もし気象庁に、「十分安全率を見た警報は出した。あとは住民(または地方自治体)の責任」という考えがあるとすれば、それは問題かもしれません。2024年に発表された関西大学の高橋教授(現学長)と奥村教授の論文にもある通り、「警報だけで避難する住民は実際に避難が必要な住民の20%にも満たず、あとの人達は、周囲がざわざわしてきて初めて避難を考える」とされています。ということは、「警報を出すだけでは不十分で、岸に近づいてくる津波の実態を、できるだけ継続的にきめ細かく知らせ続ける」誠意がなければ、人の命は救えないということを意味します。
また、「警報を出して、かなり時間が経ってからそれが解除された。その間実際には殆ど何も起こらなかった」ということが続けば、多くの人々に「次第に警報を軽視する癖がついてしまう」というリスクが生まれることも危惧されます(オオカミ少年現象)。
今回のカムチャッカ津波に関係して、当社の立場からみた見解を申し上げるとすれば、下記のようになるかと思います。
- 今回の津波は現実には極めて軽微なものだったので、当社が静岡県沿岸に設置していた海洋レーダー施設では、有意な検知はほとんどなされませんでした。
- 7/30 21:50に気象庁が御前崎に設置した潮位計は、今回のこの地域での最大
級である40 cmの津波を計測していますが、この津波は、志摩半島の南方約100 km(東経33.5度 北緯 137度 水深約2,000 m)の海底に設置されたDONETの計測器では、同日 11 : 30ごろに約 2 cmの津波が襲来したことが計測されています。(DONETの観測点の東端はこの地点で、静岡県の真南には観測点がありません。)
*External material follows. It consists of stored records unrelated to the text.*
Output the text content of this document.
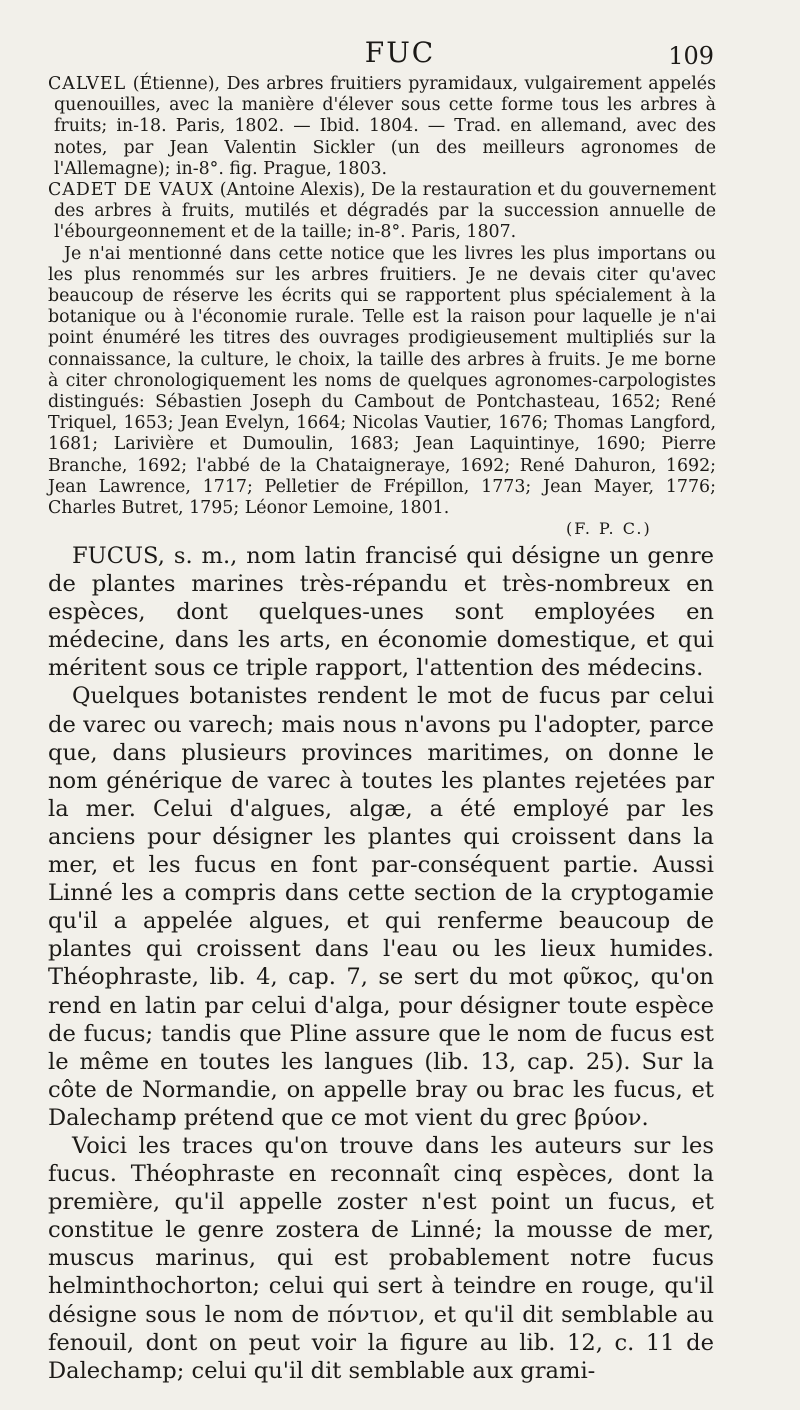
FUC	109

CALVEL (Étienne), Des arbres fruitiers pyramidaux, vulgairement appelés quenouilles, avec la manière d'élever sous cette forme tous les arbres à fruits; in-18. Paris, 1802. — Ibid. 1804. — Trad. en allemand, avec des notes, par Jean Valentin Sickler (un des meilleurs agronomes de l'Allemagne); in-8°. fig. Prague, 1803.

CADET DE VAUX (Antoine Alexis), De la restauration et du gouvernement des arbres à fruits, mutilés et dégradés par la succession annuelle de l'ébourgeonnement et de la taille; in-8°. Paris, 1807.

Je n'ai mentionné dans cette notice que les livres les plus importans ou les plus renommés sur les arbres fruitiers. Je ne devais citer qu'avec beaucoup de réserve les écrits qui se rapportent plus spécialement à la botanique ou à l'économie rurale. Telle est la raison pour laquelle je n'ai point énuméré les titres des ouvrages prodigieusement multipliés sur la connaissance, la culture, le choix, la taille des arbres à fruits. Je me borne à citer chronologiquement les noms de quelques agronomes-carpologistes distingués: Sébastien Joseph du Cambout de Pontchasteau, 1652; René Triquel, 1653; Jean Evelyn, 1664; Nicolas Vautier, 1676; Thomas Langford, 1681; Larivière et Dumoulin, 1683; Jean Laquintinye, 1690; Pierre Branche, 1692; l'abbé de la Chataigneraye, 1692; René Dahuron, 1692; Jean Lawrence, 1717; Pelletier de Frépillon, 1773; Jean Mayer, 1776; Charles Butret, 1795; Léonor Lemoine, 1801.

(F. P. C.)

FUCUS, s. m., nom latin francisé qui désigne un genre de plantes marines très-répandu et très-nombreux en espèces, dont quelques-unes sont employées en médecine, dans les arts, en économie domestique, et qui méritent sous ce triple rapport, l'attention des médecins.

Quelques botanistes rendent le mot de fucus par celui de varec ou varech; mais nous n'avons pu l'adopter, parce que, dans plusieurs provinces maritimes, on donne le nom générique de varec à toutes les plantes rejetées par la mer. Celui d'algues, algæ, a été employé par les anciens pour désigner les plantes qui croissent dans la mer, et les fucus en font par-conséquent partie. Aussi Linné les a compris dans cette section de la cryptogamie qu'il a appelée algues, et qui renferme beaucoup de plantes qui croissent dans l'eau ou les lieux humides. Théophraste, lib. 4, cap. 7, se sert du mot φῦκος, qu'on rend en latin par celui d'alga, pour désigner toute espèce de fucus; tandis que Pline assure que le nom de fucus est le même en toutes les langues (lib. 13, cap. 25). Sur la côte de Normandie, on appelle bray ou brac les fucus, et Dalechamp prétend que ce mot vient du grec βρύον.

Voici les traces qu'on trouve dans les auteurs sur les fucus. Théophraste en reconnaît cinq espèces, dont la première, qu'il appelle zoster n'est point un fucus, et constitue le genre zostera de Linné; la mousse de mer, muscus marinus, qui est probablement notre fucus helminthochorton; celui qui sert à teindre en rouge, qu'il désigne sous le nom de πόντιον, et qu'il dit semblable au fenouil, dont on peut voir la figure au lib. 12, c. 11 de Dalechamp; celui qu'il dit semblable aux grami-
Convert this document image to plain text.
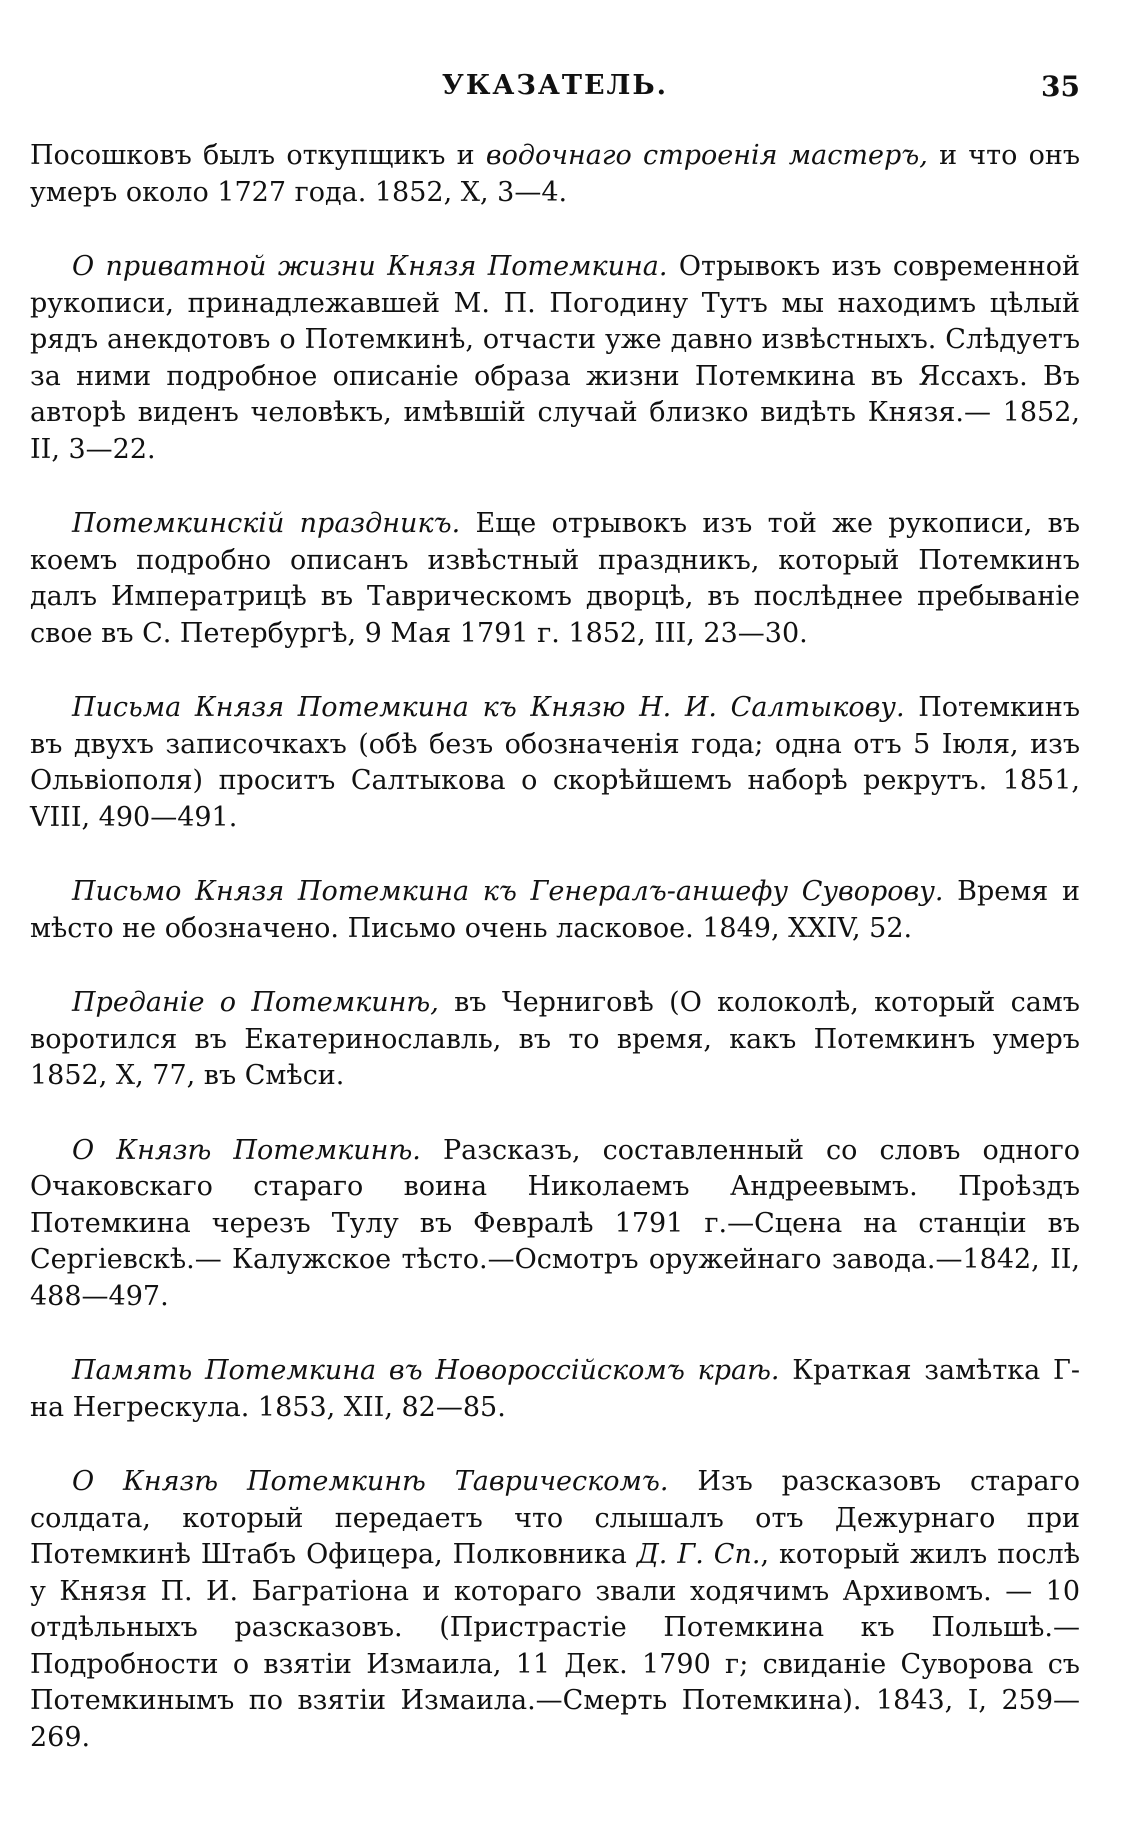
УКАЗАТЕЛЬ.	35

Посошковъ былъ откупщикъ и водочнаго строенія мастеръ, и что онъ умеръ около 1727 года. 1852, X, 3—4.

О приватной жизни Князя Потемкина. Отрывокъ изъ современной рукописи, принадлежавшей М. П. Погодину Тутъ мы находимъ цѣлый рядъ анекдотовъ о Потемкинѣ, отчасти уже давно извѣстныхъ. Слѣдуетъ за ними подробное описаніе образа жизни Потемкина въ Яссахъ. Въ авторѣ виденъ человѣкъ, имѣвшій случай близко видѣть Князя.— 1852, II, 3—22.

Потемкинскій праздникъ. Еще отрывокъ изъ той же рукописи, въ коемъ подробно описанъ извѣстный праздникъ, который Потемкинъ далъ Императрицѣ въ Таврическомъ дворцѣ, въ послѣднее пребываніе свое въ С. Петербургѣ, 9 Мая 1791 г. 1852, III, 23—30.

Письма Князя Потемкина къ Князю Н. И. Салтыкову. Потемкинъ въ двухъ записочкахъ (обѣ безъ обозначенія года; одна отъ 5 Іюля, изъ Ольвіополя) проситъ Салтыкова о скорѣйшемъ наборѣ рекрутъ. 1851, VIII, 490—491.

Письмо Князя Потемкина къ Генералъ-аншефу Суворову. Время и мѣсто не обозначено. Письмо очень ласковое. 1849, XXIV, 52.

Преданіе о Потемкинѣ, въ Черниговѣ (О колоколѣ, который самъ воротился въ Екатеринославль, въ то время, какъ Потемкинъ умеръ 1852, X, 77, въ Смѣси.

О Князѣ Потемкинѣ. Разсказъ, составленный со словъ одного Очаковскаго стараго воина Николаемъ Андреевымъ. Проѣздъ Потемкина черезъ Тулу въ Февралѣ 1791 г.—Сцена на станціи въ Сергіевскѣ.— Калужское тѣсто.—Осмотръ оружейнаго завода.—1842, II, 488—497.

Память Потемкина въ Новороссійскомъ краѣ. Краткая замѣтка Г-на Негрескула. 1853, XII, 82—85.

О Князѣ Потемкинѣ Таврическомъ. Изъ разсказовъ стараго солдата, который передаетъ что слышалъ отъ Дежурнаго при Потемкинѣ Штабъ Офицера, Полковника Д. Г. Сп., который жилъ послѣ у Князя П. И. Багратіона и котораго звали ходячимъ Архивомъ. — 10 отдѣльныхъ разсказовъ. (Пристрастіе Потемкина къ Польшѣ.—Подробности о взятіи Измаила, 11 Дек. 1790 г; свиданіе Суворова съ Потемкинымъ по взятіи Измаила.—Смерть Потемкина). 1843, I, 259—269.
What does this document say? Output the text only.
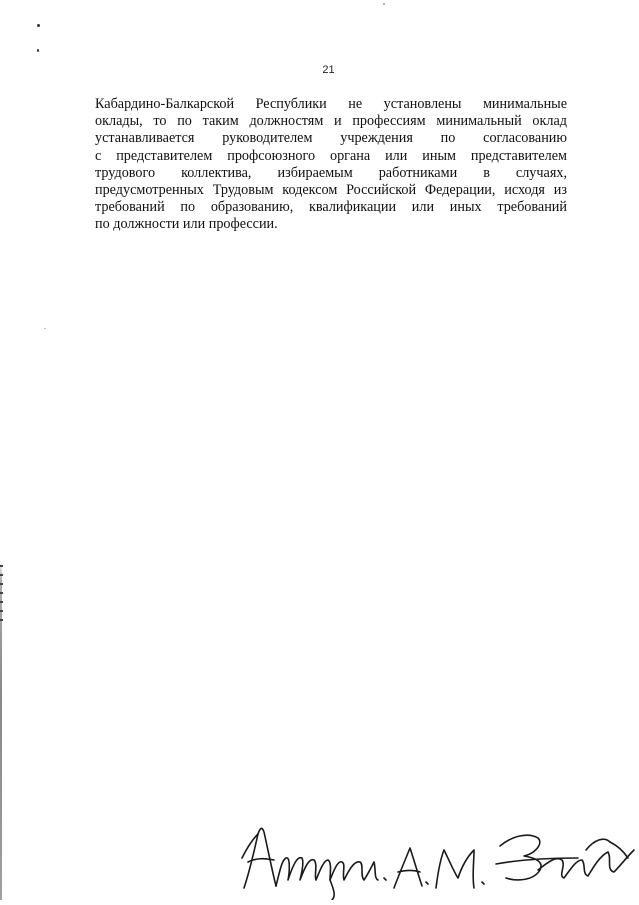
21
Кабардино-Балкарской Республики не установлены минимальные
оклады, то по таким должностям и профессиям минимальный оклад
устанавливается руководителем учреждения по согласованию
с представителем профсоюзного органа или иным представителем
трудового коллектива, избираемым работниками в случаях,
предусмотренных Трудовым кодексом Российской Федерации, исходя из
требований по образованию, квалификации или иных требований
по должности или профессии.
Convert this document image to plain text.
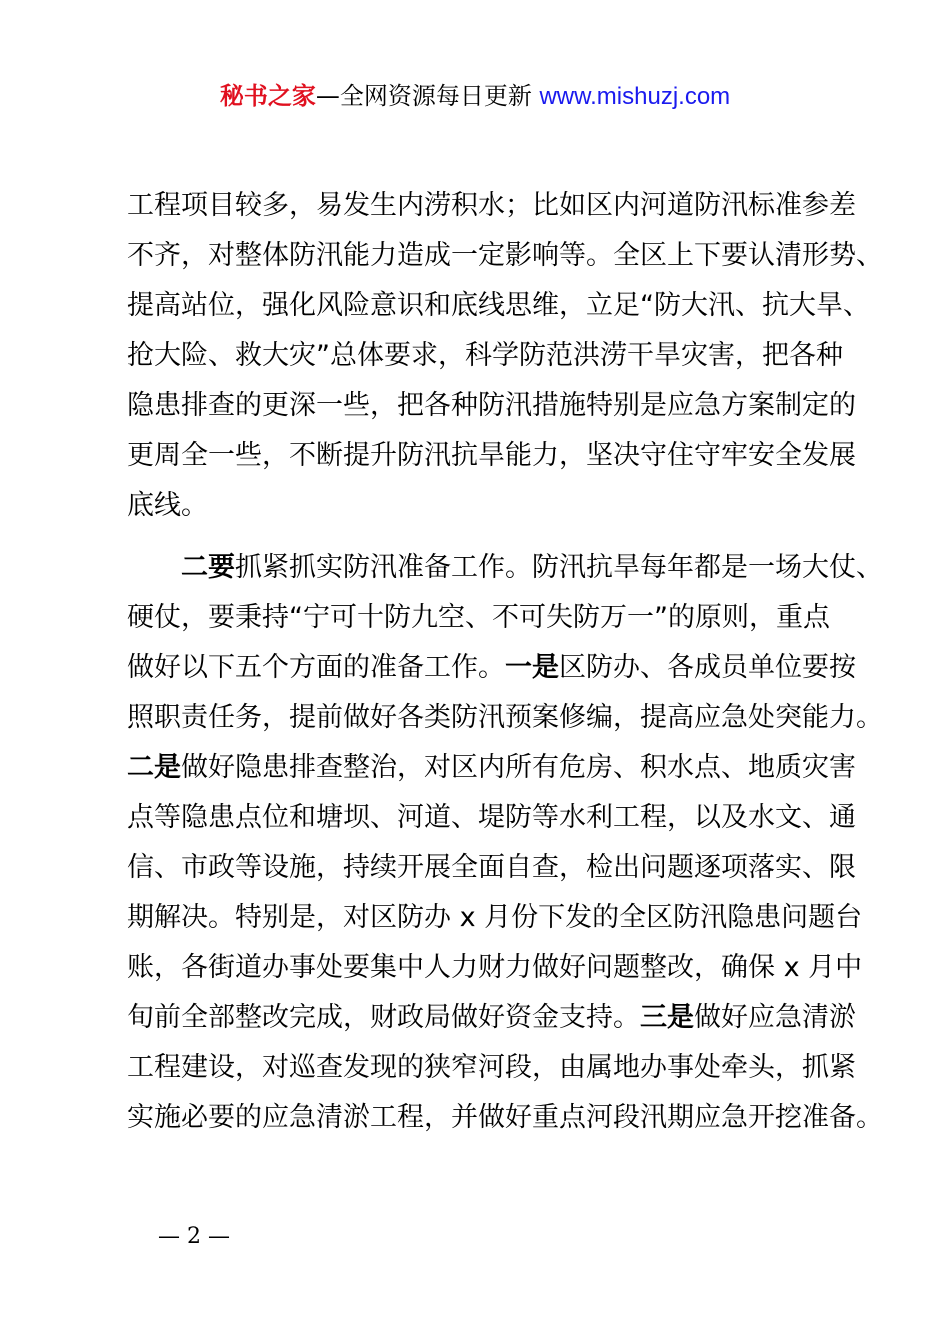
秘书之家—全网资源每日更新 www.mishuzj.com

工程项目较多，易发生内涝积水；比如区内河道防汛标准参差
不齐，对整体防汛能力造成一定影响等。全区上下要认清形势、
提高站位，强化风险意识和底线思维，立足“防大汛、抗大旱、
抢大险、救大灾”总体要求，科学防范洪涝干旱灾害，把各种
隐患排查的更深一些，把各种防汛措施特别是应急方案制定的
更周全一些，不断提升防汛抗旱能力，坚决守住守牢安全发展
底线。

二要抓紧抓实防汛准备工作。防汛抗旱每年都是一场大仗、
硬仗，要秉持“宁可十防九空、不可失防万一”的原则，重点
做好以下五个方面的准备工作。一是区防办、各成员单位要按
照职责任务，提前做好各类防汛预案修编，提高应急处突能力。
二是做好隐患排查整治，对区内所有危房、积水点、地质灾害
点等隐患点位和塘坝、河道、堤防等水利工程，以及水文、通
信、市政等设施，持续开展全面自查，检出问题逐项落实、限
期解决。特别是，对区防办 x 月份下发的全区防汛隐患问题台
账，各街道办事处要集中人力财力做好问题整改，确保 x 月中
旬前全部整改完成，财政局做好资金支持。三是做好应急清淤
工程建设，对巡查发现的狭窄河段，由属地办事处牵头，抓紧
实施必要的应急清淤工程，并做好重点河段汛期应急开挖准备。

— 2 —
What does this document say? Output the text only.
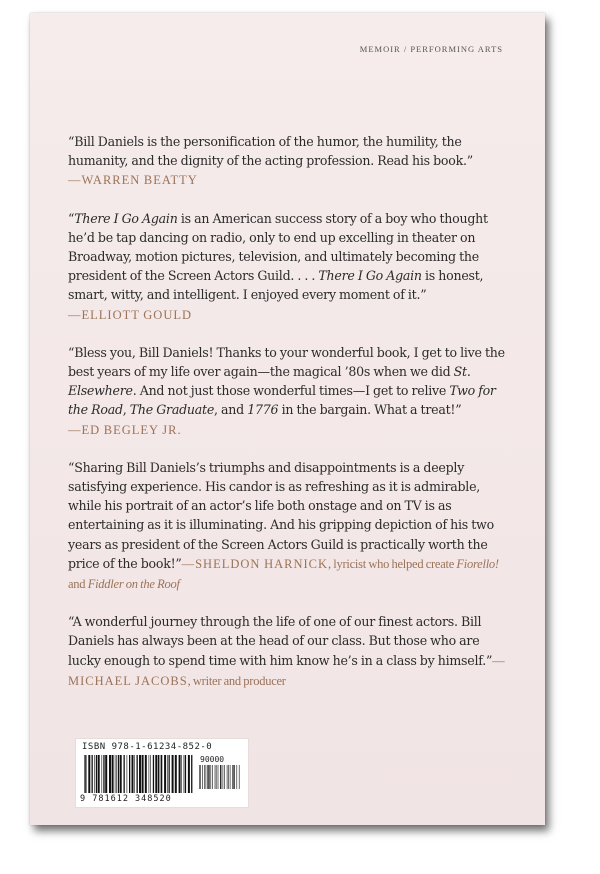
MEMOIR / PERFORMING ARTS

“Bill Daniels is the personification of the humor, the humility, the humanity, and the dignity of the acting profession. Read his book.”
—WARREN BEATTY

“There I Go Again is an American success story of a boy who thought he’d be tap dancing on radio, only to end up excelling in theater on Broadway, motion pictures, television, and ultimately becoming the president of the Screen Actors Guild. . . . There I Go Again is honest, smart, witty, and intelligent. I enjoyed every moment of it.”
—ELLIOTT GOULD

“Bless you, Bill Daniels! Thanks to your wonderful book, I get to live the best years of my life over again—the magical ’80s when we did St. Elsewhere. And not just those wonderful times—I get to relive Two for the Road, The Graduate, and 1776 in the bargain. What a treat!”
—ED BEGLEY JR.

“Sharing Bill Daniels’s triumphs and disappointments is a deeply satisfying experience. His candor is as refreshing as it is admirable, while his portrait of an actor’s life both onstage and on TV is as entertaining as it is illuminating. And his gripping depiction of his two years as president of the Screen Actors Guild is practically worth the price of the book!”—SHELDON HARNICK, lyricist who helped create Fiorello! and Fiddler on the Roof

“A wonderful journey through the life of one of our finest actors. Bill Daniels has always been at the head of our class. But those who are lucky enough to spend time with him know he’s in a class by himself.”—MICHAEL JACOBS, writer and producer

ISBN 978-1-61234-852-0
90000
9 781612 348520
- 一般論としては、この程度の小さい津波は、当社の海洋レーダーが把握する極めて小さい流速変化は、雑音に影響されて埋没してしまい、有意な変化として計測することはできません。しかし、今回も、ノイズの小さい時間帯(7月31日03時から06頃)において、海岸より12 kmの水深50m未満の浅海の海域では、当社のレーダによっても、30㎝程度の津波を検知できました。
- 仮に今回の津波がもっと大きなものであったなら、当社の海洋レーダー施設は、津波がDONET、S-net、N-netなどの観測点で計測された後も、それを越えて海岸に向かう間、広い海面での計測を継続し続け、時々刻々と状況を伝えることができたと思われます。
- 上記は、DONET、S-net、N-net のような巨額の費用をかけて建設したシステムが存在している場所でも、ORNISのシステムはそれなりの重要な役割を果たせることを語っておりますが、このようなシステムが存在していない場所(例えばS-netとDONETのカバー範囲の隙間)、更にはこういったシステムの建設が将来とも財務的に困難と思われる場所(例えば日本海沿岸)では、その貢献は格段に大きいものになるでしょう。
- 更に言うなら、沖に流された人達の救出や救援物資の早期搬入のためには、津波が引いて行った後の海面の状況を正確に知る必要がありますが、これについてもORNISのシステムは多大な貢献ができますし、それ以外には現状ではいかなるシステムもこの役割を果たせません。
以上を総合し、当社としては、気象庁には「当社のシステムの有益性と信頼性」及び「コストの妥当性」を十分に検証していただき、「住民に対して警報や注意報を出すことが義務付けられている唯一の政府機関」として、その責務の履行に万全を期していただけるよう、切にお願いしたい次第です。